Consistent with the upward trend seen in the past few quarters, the share of sales of the Rs 1 crore-plus category grew significantly to 29 percent in Q4 22-23 compared to 25 percent a year ago. This can be attributed to the homebuyer’s need to upgrade to larger living spaces with better amenities. The share of home sales in the Rs 50 lakh to Rs 1 crore category grew 38 percent in Q4 from 35 percent a year ago.
The share of the sub-Rs 50 lakh segment, however, shrank from 41 percent in Q4 FY 21-22 to 32 percent in Q4 22-23, as rising prices and a relatively larger impact of the pandemic on homebuyers in this segment continued to weigh on demand, the report said.
Unsold inventory increased 6 percent YoY as fresh development activity has intensified. However, this is not much of a concern as the Quarters-to-Sell (QTS) level has dropped to 7.2 quarters in Q4 on the back of heightened sales, compared to 9.1 a year ago, the report said.

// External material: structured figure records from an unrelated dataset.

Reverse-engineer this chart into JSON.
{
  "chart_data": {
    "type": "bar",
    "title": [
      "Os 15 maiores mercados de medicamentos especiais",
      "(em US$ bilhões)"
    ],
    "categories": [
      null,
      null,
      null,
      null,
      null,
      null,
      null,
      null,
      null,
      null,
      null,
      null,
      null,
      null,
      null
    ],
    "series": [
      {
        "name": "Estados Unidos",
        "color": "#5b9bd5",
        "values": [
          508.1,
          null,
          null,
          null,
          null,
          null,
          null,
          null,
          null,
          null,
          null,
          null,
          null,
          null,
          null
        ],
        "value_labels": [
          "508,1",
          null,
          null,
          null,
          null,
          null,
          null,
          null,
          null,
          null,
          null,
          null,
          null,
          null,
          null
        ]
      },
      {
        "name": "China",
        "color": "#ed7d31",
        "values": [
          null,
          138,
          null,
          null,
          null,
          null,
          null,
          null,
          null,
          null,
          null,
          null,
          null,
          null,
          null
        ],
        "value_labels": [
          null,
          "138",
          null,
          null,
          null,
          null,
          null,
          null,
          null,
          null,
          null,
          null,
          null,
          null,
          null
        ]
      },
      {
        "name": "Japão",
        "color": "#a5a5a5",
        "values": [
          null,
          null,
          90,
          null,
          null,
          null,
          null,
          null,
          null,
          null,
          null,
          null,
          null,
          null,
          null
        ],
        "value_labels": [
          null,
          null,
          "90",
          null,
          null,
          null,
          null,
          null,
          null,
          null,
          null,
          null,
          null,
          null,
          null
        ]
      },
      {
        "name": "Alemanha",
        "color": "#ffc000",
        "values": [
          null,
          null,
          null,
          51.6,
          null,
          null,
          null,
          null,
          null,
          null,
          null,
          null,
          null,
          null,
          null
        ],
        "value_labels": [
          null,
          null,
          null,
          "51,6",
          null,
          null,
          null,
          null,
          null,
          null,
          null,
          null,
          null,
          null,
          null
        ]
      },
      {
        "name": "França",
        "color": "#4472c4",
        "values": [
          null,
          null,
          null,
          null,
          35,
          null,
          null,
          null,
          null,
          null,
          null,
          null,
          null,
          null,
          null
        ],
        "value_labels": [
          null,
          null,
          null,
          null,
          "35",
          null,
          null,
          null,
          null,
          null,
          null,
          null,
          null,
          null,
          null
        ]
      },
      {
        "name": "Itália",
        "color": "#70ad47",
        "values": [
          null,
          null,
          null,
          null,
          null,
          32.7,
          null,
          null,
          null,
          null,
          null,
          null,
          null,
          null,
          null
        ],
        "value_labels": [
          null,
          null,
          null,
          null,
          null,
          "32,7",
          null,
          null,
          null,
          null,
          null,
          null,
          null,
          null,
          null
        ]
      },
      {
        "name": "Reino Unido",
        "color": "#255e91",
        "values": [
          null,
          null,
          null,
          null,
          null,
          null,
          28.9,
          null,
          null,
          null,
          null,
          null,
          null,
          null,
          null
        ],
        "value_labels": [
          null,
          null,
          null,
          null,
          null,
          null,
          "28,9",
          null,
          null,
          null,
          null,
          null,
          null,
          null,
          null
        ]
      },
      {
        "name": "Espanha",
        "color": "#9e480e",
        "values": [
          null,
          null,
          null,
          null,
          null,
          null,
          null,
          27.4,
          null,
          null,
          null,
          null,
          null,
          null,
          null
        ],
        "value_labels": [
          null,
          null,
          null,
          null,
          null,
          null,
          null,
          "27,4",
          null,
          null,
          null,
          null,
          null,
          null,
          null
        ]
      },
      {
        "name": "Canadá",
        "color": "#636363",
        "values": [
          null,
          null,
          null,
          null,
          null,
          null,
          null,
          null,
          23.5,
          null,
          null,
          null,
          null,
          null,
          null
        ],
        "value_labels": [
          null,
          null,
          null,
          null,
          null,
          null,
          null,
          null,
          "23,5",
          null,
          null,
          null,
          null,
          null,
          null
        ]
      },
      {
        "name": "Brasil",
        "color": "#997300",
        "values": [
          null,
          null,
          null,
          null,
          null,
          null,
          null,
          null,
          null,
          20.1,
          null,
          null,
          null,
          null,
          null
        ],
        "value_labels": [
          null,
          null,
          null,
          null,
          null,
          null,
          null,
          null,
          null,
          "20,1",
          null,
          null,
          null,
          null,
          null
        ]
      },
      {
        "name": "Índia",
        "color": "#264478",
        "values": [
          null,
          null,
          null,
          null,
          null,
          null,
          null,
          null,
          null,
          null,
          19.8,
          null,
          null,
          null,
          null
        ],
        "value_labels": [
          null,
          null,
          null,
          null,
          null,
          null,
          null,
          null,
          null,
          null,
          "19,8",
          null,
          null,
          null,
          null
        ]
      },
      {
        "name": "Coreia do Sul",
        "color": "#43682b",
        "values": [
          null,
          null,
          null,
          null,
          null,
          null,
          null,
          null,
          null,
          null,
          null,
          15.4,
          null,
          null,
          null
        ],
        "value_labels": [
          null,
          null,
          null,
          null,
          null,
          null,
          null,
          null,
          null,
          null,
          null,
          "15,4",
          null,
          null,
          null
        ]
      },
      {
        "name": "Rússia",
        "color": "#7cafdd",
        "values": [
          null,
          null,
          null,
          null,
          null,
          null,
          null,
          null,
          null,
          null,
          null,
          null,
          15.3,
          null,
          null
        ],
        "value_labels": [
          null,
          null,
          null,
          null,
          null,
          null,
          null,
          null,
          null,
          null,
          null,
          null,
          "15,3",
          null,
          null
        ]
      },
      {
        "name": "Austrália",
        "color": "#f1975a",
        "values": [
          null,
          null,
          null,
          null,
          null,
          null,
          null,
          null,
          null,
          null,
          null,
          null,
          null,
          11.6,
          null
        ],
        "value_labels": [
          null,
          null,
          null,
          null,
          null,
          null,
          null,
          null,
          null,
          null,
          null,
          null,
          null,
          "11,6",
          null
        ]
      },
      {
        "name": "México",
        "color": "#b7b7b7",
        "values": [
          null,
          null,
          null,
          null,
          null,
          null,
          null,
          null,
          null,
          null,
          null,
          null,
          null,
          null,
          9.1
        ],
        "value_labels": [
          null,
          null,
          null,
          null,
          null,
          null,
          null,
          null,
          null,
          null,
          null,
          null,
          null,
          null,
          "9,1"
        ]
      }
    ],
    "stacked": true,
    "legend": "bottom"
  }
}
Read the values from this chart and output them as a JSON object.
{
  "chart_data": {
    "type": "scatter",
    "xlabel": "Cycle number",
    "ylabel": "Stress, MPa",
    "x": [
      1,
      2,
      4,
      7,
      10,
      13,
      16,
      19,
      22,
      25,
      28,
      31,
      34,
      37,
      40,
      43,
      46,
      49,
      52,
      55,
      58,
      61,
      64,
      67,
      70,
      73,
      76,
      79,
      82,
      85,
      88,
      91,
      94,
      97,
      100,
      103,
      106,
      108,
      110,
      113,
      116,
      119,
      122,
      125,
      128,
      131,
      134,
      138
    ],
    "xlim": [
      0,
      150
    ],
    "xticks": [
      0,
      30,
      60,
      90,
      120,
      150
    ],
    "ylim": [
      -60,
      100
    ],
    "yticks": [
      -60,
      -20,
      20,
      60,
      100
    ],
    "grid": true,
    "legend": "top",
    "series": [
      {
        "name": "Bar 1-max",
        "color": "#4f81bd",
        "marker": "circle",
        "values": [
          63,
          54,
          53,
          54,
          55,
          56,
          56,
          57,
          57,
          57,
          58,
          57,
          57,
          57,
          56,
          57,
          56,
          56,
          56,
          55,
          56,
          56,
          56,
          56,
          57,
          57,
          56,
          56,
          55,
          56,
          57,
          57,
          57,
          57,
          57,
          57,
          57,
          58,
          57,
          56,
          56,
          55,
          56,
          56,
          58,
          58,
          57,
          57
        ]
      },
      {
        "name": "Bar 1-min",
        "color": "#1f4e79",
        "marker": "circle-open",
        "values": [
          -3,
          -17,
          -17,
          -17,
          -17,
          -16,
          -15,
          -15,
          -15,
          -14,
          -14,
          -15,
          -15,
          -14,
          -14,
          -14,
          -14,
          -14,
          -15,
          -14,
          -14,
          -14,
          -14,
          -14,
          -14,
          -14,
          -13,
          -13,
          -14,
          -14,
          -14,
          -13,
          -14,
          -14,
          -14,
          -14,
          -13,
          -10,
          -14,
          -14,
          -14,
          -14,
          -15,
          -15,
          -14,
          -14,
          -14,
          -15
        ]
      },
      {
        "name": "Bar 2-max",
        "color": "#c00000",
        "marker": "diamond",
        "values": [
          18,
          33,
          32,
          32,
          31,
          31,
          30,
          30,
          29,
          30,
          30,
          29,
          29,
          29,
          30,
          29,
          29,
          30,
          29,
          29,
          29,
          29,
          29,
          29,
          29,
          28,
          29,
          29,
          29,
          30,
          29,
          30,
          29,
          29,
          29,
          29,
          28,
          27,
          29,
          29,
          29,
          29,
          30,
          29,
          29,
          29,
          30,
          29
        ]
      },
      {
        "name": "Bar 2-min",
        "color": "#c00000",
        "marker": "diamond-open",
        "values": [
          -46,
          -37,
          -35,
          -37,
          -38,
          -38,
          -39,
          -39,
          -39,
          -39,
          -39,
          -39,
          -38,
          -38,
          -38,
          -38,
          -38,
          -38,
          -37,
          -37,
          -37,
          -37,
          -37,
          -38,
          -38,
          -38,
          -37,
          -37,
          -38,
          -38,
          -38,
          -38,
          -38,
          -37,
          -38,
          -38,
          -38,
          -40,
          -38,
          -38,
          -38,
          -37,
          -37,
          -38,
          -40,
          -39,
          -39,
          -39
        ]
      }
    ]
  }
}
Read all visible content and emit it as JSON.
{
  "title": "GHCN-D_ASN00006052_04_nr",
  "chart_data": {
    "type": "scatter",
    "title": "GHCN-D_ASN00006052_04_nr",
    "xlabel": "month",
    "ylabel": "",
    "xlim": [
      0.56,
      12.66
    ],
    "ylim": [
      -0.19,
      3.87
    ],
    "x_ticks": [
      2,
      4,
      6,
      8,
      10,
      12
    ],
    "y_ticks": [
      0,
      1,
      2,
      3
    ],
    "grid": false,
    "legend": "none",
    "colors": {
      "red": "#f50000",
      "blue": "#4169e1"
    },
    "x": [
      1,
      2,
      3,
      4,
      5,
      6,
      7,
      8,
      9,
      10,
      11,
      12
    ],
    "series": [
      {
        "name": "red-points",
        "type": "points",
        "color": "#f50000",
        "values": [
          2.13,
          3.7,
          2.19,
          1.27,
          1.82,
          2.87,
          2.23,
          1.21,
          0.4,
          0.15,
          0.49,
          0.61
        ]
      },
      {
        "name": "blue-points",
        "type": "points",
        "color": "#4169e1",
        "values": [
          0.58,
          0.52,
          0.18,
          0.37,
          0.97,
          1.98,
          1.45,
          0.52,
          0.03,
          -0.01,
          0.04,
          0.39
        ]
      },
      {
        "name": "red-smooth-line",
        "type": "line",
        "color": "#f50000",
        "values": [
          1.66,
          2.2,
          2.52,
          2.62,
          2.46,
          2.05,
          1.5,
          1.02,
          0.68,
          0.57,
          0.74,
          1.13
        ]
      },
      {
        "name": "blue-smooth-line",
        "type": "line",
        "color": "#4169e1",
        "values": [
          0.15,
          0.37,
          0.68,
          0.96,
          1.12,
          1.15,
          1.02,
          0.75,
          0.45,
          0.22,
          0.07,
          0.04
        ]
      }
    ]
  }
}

“The residential market remained resilient in the face of rising interest rates and prices as sales levels were sustained. The need for home ownership continues to drive demand even as the homebuyer’s ability to purchase has come under pressure over the past few months. The mid and premium segments have emerged as out performers in this market and can be expected to drive volumes for the remainder of 2023 as well,” said Shishir Baijal, Chairman and Managing Director, Knight Frank India.